I think I know the problem you're having. It wouldn't be apparent to anyone who's never removed a trans on a 4WD Sentra. It's probably not a matter of the clutch being aligned properly, it's a matter of fitting the trans/transfer case assy to the engine itself. They do not slide together on a horizontal plane like any other FWD Nissan. Because the transfer case sort of "wraps aound" the back of the block, you have to almost "twist" them together at an angle. It's hard to explain but I would never try it with the engine in the car. It definately has to be done on the shop floor. OK, I did do a Sentra 4WD clutch on a customer's car once and left the engine in, but it was a bastard and I'll never try that again. In any case, you might have to grind a clearance notch in the corner lower edge of the block, just enought to get them together. Stick with it, you will get it. It will be worth it, twin cam 4WD Sentras are lots of fun.


----------



## DAniel62 (Jul 15, 2005)

Blownb310 thats exsacly the problem im having and i know what ur talking about...it needed to be twisted off which mean twisted back on too. I have been doing it on the shop floor and we played around with it for ages! But can u go into futher detail about the clearance notch? because theres one thing that is slightly different and that is a little 'eye' (i spose u wuld call it) with a whole thro it right beside one on the holes for the bolts on the engine block. On my old engine have of it has been cut or ginded off on my new one it hasnt. It doesnt seem to be affecting any thing but is this what u r talking about? 

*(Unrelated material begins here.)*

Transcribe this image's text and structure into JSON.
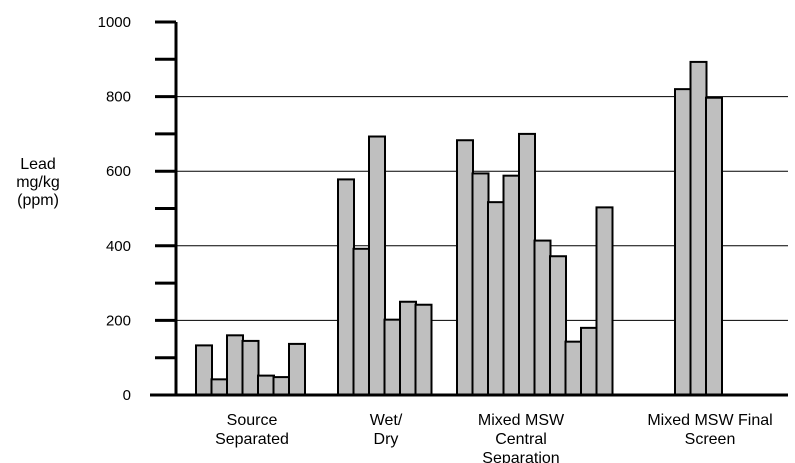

Also just a little off subject i was wondering if yous could give me any details on the GA15 DOHC engine such as hp and stuff. DO u know what the front wheel to rear wheel drive ratio is in my 4WD. 

Cheers


----------



## blownb310 (Jun 10, 2002)

DAniel62 said:


> Blownb310 thats exactly the problem im having and i know what ur talking about...it needed to be twisted off which mean twisted back on too. I have been doing it on the shop floor and we played around with it for ages! But can u go into futher detail about the clearance notch? because theres one thing that is slightly different and that is a little 'eye' (i spose u wuld call it) with a whole thro it right beside one on the holes for the bolts on the engine block. On my old engine have of it has been cut or ginded off on my new one it hasnt. It doesnt seem to be affecting any thing but is this what u r talking about?


Yes, it sounds like it. If that extra "eye" hole is causing the interference, I'd trim it to allow fitment. I really don't remember what I ground off mine to make it clear, but it was definately in the area near the outer bell housing bolt and where the block's dowel pin hole was. I just looked at it closely and ground off a bit of the corner of the block. No harm in that, and it went together fine afterwards. 




DAniel62 said:


> Also just a little off subject i was wondering if yous could give me any details on the GA15 DOHC engine such as hp and stuff. DO u know what the front wheel to rear wheel drive ratio is in my 4WD.
> 
> Cheers


 We never got the GA15D here, so I don't know what the specs on it are. The US cars all got the GA16DE's which are all port injected, no throttle bodies ar carburetors. Our 4WD B12 wagon's have 3.70 rear gear ratio.


----------



## DAniel62 (Jul 15, 2005)

ok thanks ill give it a try.

3.70 doesnt really mean much to me... like whats the percentage of the drive go to the back wheels. I thought that they much but quite even between the front and back cos it just never seems to get suck that all the wheels start to spin at the same time. Like in comparison my mums primera will very rarely spin the front wheels and wont go half the places i can take my car!


----------



## blownb310 (Jun 10, 2002)

Oh I see, you meant the torque split between front and rear. Well here the '87 and '88 B12 4WD wagons had a button in the shift handle for engaging and disengaging the 4WD. They would be 50-50 locked together. No limited slip diffs in these cars. 

In '89 and '90 they did away with the switch in the shifter and went with full time AWD. They did this by adding a viscous coupling at the front of the rear driveshaft, the same way Subaru does in the WRX's. Because it is a fluid coupling, I don't know what the torque split is. I think it varies accoording to load. 

I have added a Subaru Limited slip rear differential to my car, so my drivetrain matches the WRX's we have here. They too have a VLSD center and rear diff, with an open front diff.


----------